Então, a esquerda estava numa temporada de críticas, autocríticas e rachas, tentando reencontrar seu norte, após o colapso de sua força quase hegemônica, o PCB.

Arena Conta Tiradentes refletiu este momento, ao retratar a Inconfidência Mineira como uma conspiração palaciana, que é desarticulada com facilidade exatamente por não ter o respaldo das massas.

O coringa (narrador), ao explicar o fracasso dos inconfidentes, é taxativo: a maioria deles, pertencente à elite mineira, "estava em cima do muro, pronta pra pular pra qualquer lado, conforme o balanço". E conclui:
- E, se é verdade que muitas revoluções burguesas foram feitas pelo povo, também é verdade que, nesta, o povo estava ausente; e, mais do que ausente, foi afastado. Por isso, cada conjurado ficou sozinho: longe do povo que não desejava, longe do poder que pretendia derrubar. Sozinho, cada um pensava na sua prosperidade individual; sozinho, cada um pensou depois na sua salvação. Menos Tiradentes: este queria estar junto - mas escolheu mal com quem.

O alferes era, na verdade, o único vínculo entre os conspiradores palacianos e o povo. E eu não encontro motivos para discordar da avaliação de Boal e Guarnieri:
- Quando pensamos em escrever a história de Tiradentes, tínhamos a impressão de que Silvério não era tão safado como todo mundo dizia, nem o alferes tão herói como constava. Depois, estudando, chegamos à conclusão de que Tiradentes foi mais herói ainda do que se diz e Silvério tão safado quanto consta.

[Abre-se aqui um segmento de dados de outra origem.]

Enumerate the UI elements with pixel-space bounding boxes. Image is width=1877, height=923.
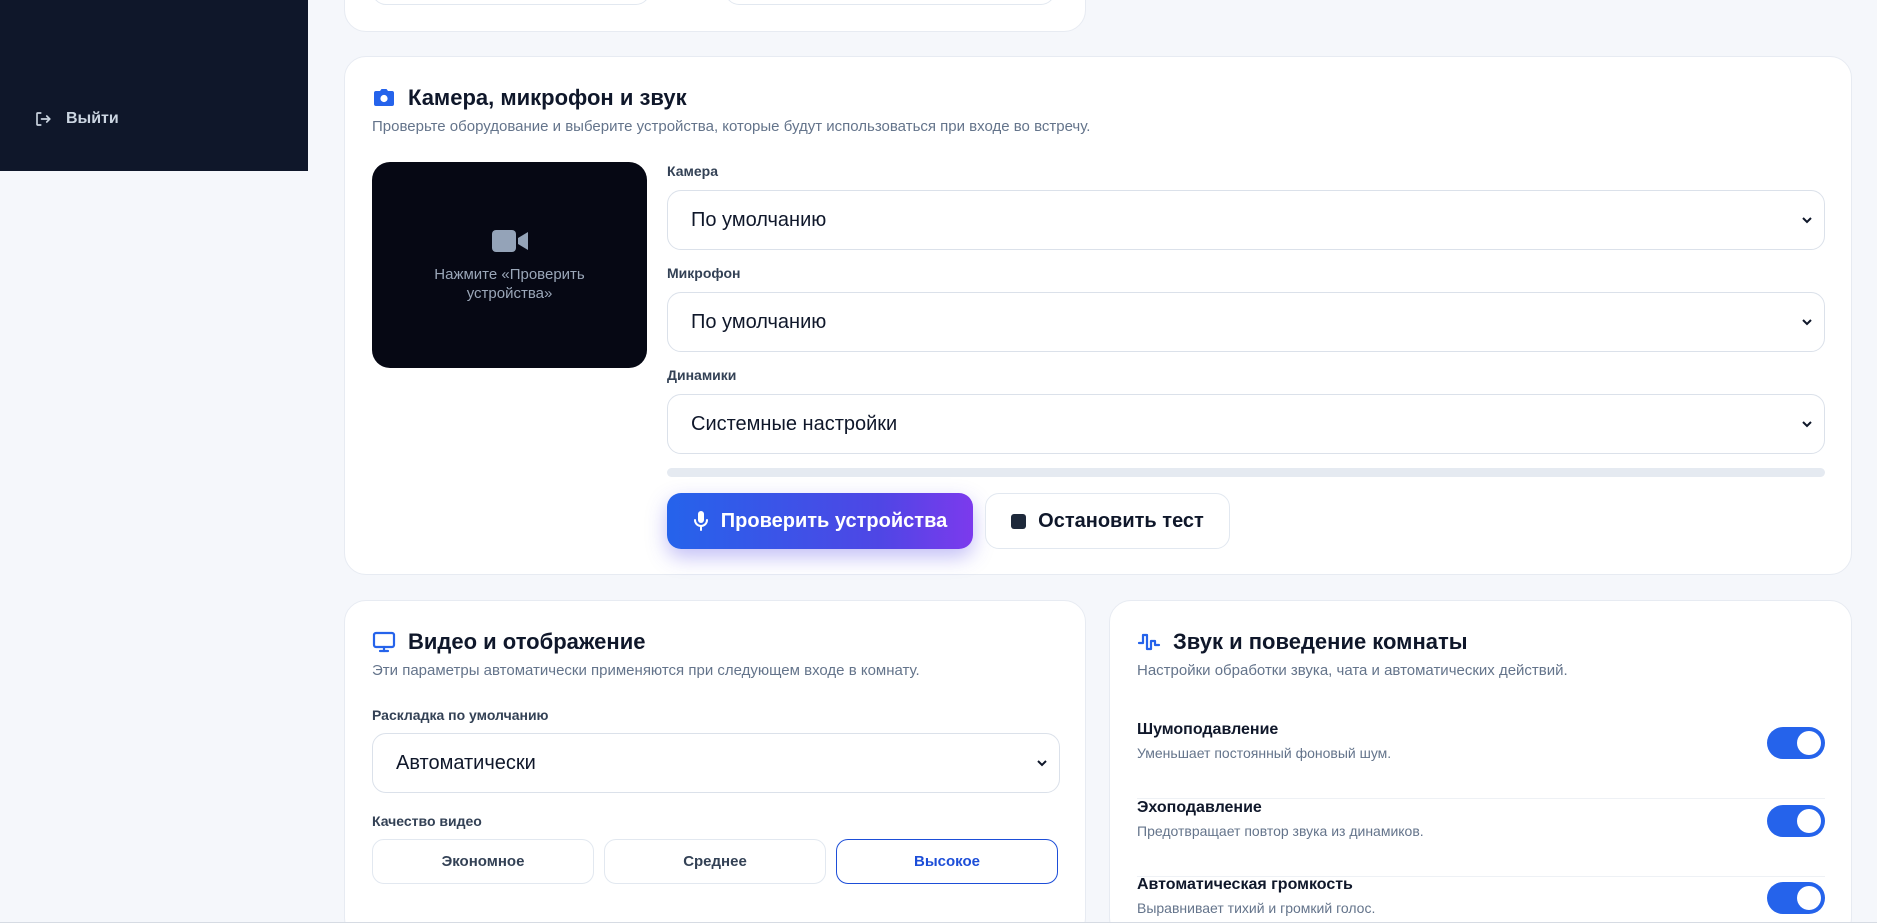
quality-option-economy[interactable]: Экономное: [372, 839, 594, 884]
camera-preview: Нажмите «Проверить устройства»: [372, 162, 647, 368]
logout-icon: [36, 112, 51, 126]
noise-suppression-desc: Уменьшает постоянный фоновый шум.: [1137, 745, 1392, 761]
auto-gain-title: Автоматическая громкость: [1137, 876, 1353, 893]
test-devices-label: Проверить устройства: [720, 509, 948, 532]
monitor-icon: [372, 631, 396, 653]
chevron-down-icon: [1037, 760, 1047, 767]
media-title-text: Камера, микрофон и звук: [408, 85, 687, 110]
waveform-icon: [1137, 633, 1161, 651]
chevron-down-icon: [1802, 319, 1812, 326]
speakers-select[interactable]: Системные настройки: [667, 394, 1825, 454]
stop-test-label: Остановить тест: [1038, 509, 1204, 532]
mic-level-meter: [667, 468, 1825, 477]
previous-field-right[interactable]: [725, 0, 1055, 5]
chevron-down-icon: [1802, 421, 1812, 428]
layout-label: Раскладка по умолчанию: [372, 707, 549, 723]
previous-field-left[interactable]: [372, 0, 650, 5]
quality-segmented-control: Экономное Среднее Высокое: [372, 839, 1058, 884]
microphone-icon: [693, 511, 708, 531]
mic-label: Микрофон: [667, 265, 741, 281]
previous-settings-card: [344, 0, 1086, 32]
camera-label: Камера: [667, 163, 718, 179]
noise-suppression-title: Шумоподавление: [1137, 721, 1279, 738]
noise-suppression-toggle[interactable]: [1767, 727, 1825, 759]
toggle-row-noise-suppression: Шумоподавление Уменьшает постоянный фоно…: [1137, 721, 1825, 799]
logout-label: Выйти: [66, 110, 119, 127]
mic-select[interactable]: По умолчанию: [667, 292, 1825, 352]
toggle-row-auto-gain: Автоматическая громкость Выравнивает тих…: [1137, 876, 1825, 923]
quality-option-medium[interactable]: Среднее: [604, 839, 826, 884]
media-subtitle: Проверьте оборудование и выберите устрой…: [372, 118, 1091, 135]
echo-cancellation-title: Эхоподавление: [1137, 799, 1262, 816]
media-settings-card: Камера, микрофон и звук Проверьте оборуд…: [344, 56, 1852, 575]
sound-subtitle: Настройки обработки звука, чата и автома…: [1137, 662, 1568, 679]
layout-select[interactable]: Автоматически: [372, 733, 1060, 793]
stop-icon: [1011, 513, 1027, 529]
quality-option-high[interactable]: Высокое: [836, 839, 1058, 884]
layout-select-value: Автоматически: [396, 751, 536, 774]
logout-button[interactable]: Выйти: [34, 110, 119, 128]
auto-gain-desc: Выравнивает тихий и громкий голос.: [1137, 900, 1376, 916]
stop-test-button[interactable]: Остановить тест: [985, 493, 1230, 549]
camera-select-value: По умолчанию: [691, 208, 827, 231]
chevron-down-icon: [1802, 217, 1812, 224]
speakers-select-value: Системные настройки: [691, 412, 898, 435]
sound-card-title: Звук и поведение комнаты: [1137, 629, 1468, 655]
quality-label: Качество видео: [372, 813, 482, 829]
camera-select[interactable]: По умолчанию: [667, 190, 1825, 250]
test-devices-button[interactable]: Проверить устройства: [667, 493, 973, 549]
toggle-row-echo-cancellation: Эхоподавление Предотвращает повтор звука…: [1137, 799, 1825, 877]
video-settings-card: Видео и отображение Эти параметры автома…: [344, 600, 1086, 923]
sidebar: Выйти: [0, 0, 308, 171]
camera-icon: [374, 89, 394, 106]
echo-cancellation-desc: Предотвращает повтор звука из динамиков.: [1137, 823, 1424, 839]
sound-title-text: Звук и поведение комнаты: [1173, 629, 1468, 654]
video-camera-icon: [491, 230, 528, 252]
sound-settings-card: Звук и поведение комнаты Настройки обраб…: [1109, 600, 1852, 923]
video-subtitle: Эти параметры автоматически применяются …: [372, 662, 920, 679]
echo-cancellation-toggle[interactable]: [1767, 805, 1825, 837]
video-card-title: Видео и отображение: [372, 629, 645, 655]
speakers-label: Динамики: [667, 367, 737, 383]
preview-hint: Нажмите «Проверить устройства»: [434, 266, 585, 302]
mic-select-value: По умолчанию: [691, 310, 827, 333]
media-card-title: Камера, микрофон и звук: [372, 85, 687, 111]
auto-gain-toggle[interactable]: [1767, 882, 1825, 914]
video-title-text: Видео и отображение: [408, 629, 646, 654]
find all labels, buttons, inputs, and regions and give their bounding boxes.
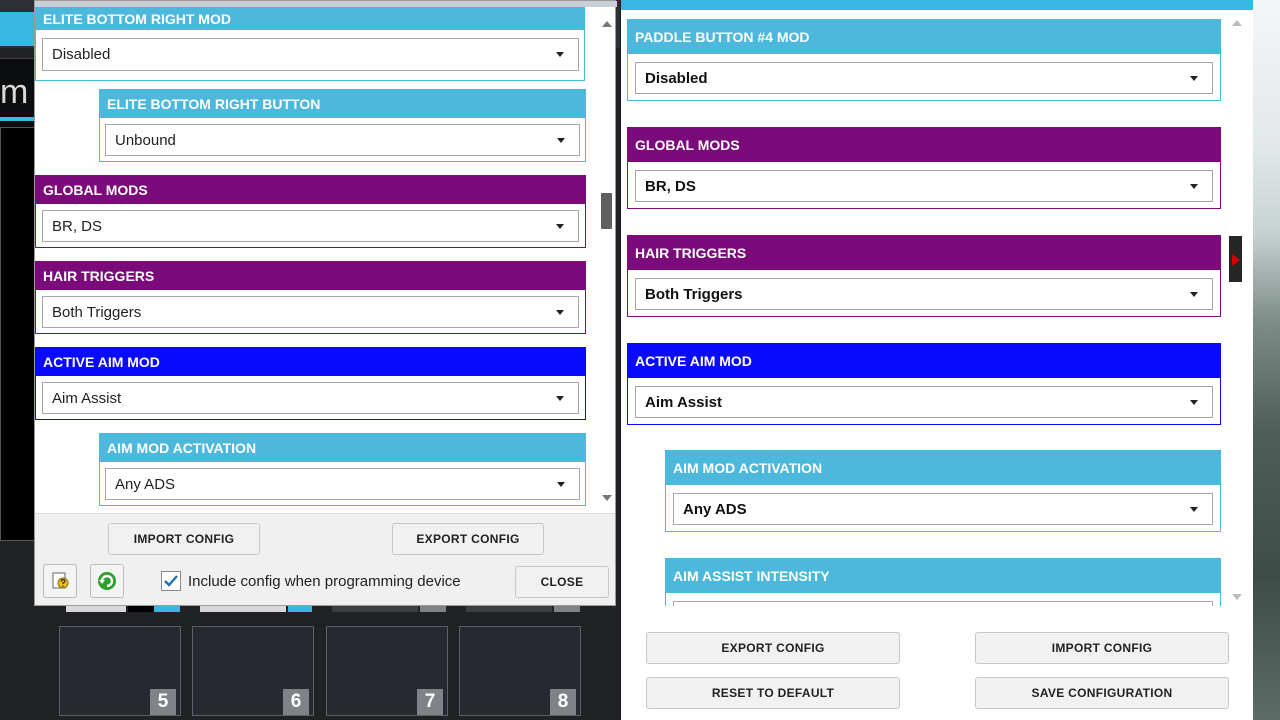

Silvério, vale dizer, não foi o único safado: outros também delataram a Inconfidência, mas só ele carrega o estigma histórico, sabe-se lá por quê.

Quanto a Tiradentes, teve comportamento idealista na conspiração e digno no cárcere. Foi, como Lamarca e Marighella, um militar que recusou o papel de cão de guarda do arbítrio e das injustiças, abraçando a causa do povo.

Merece ser reconhecido como o herói maior deste país tão carente de heróis e tão pouco grato aos poucos que produz.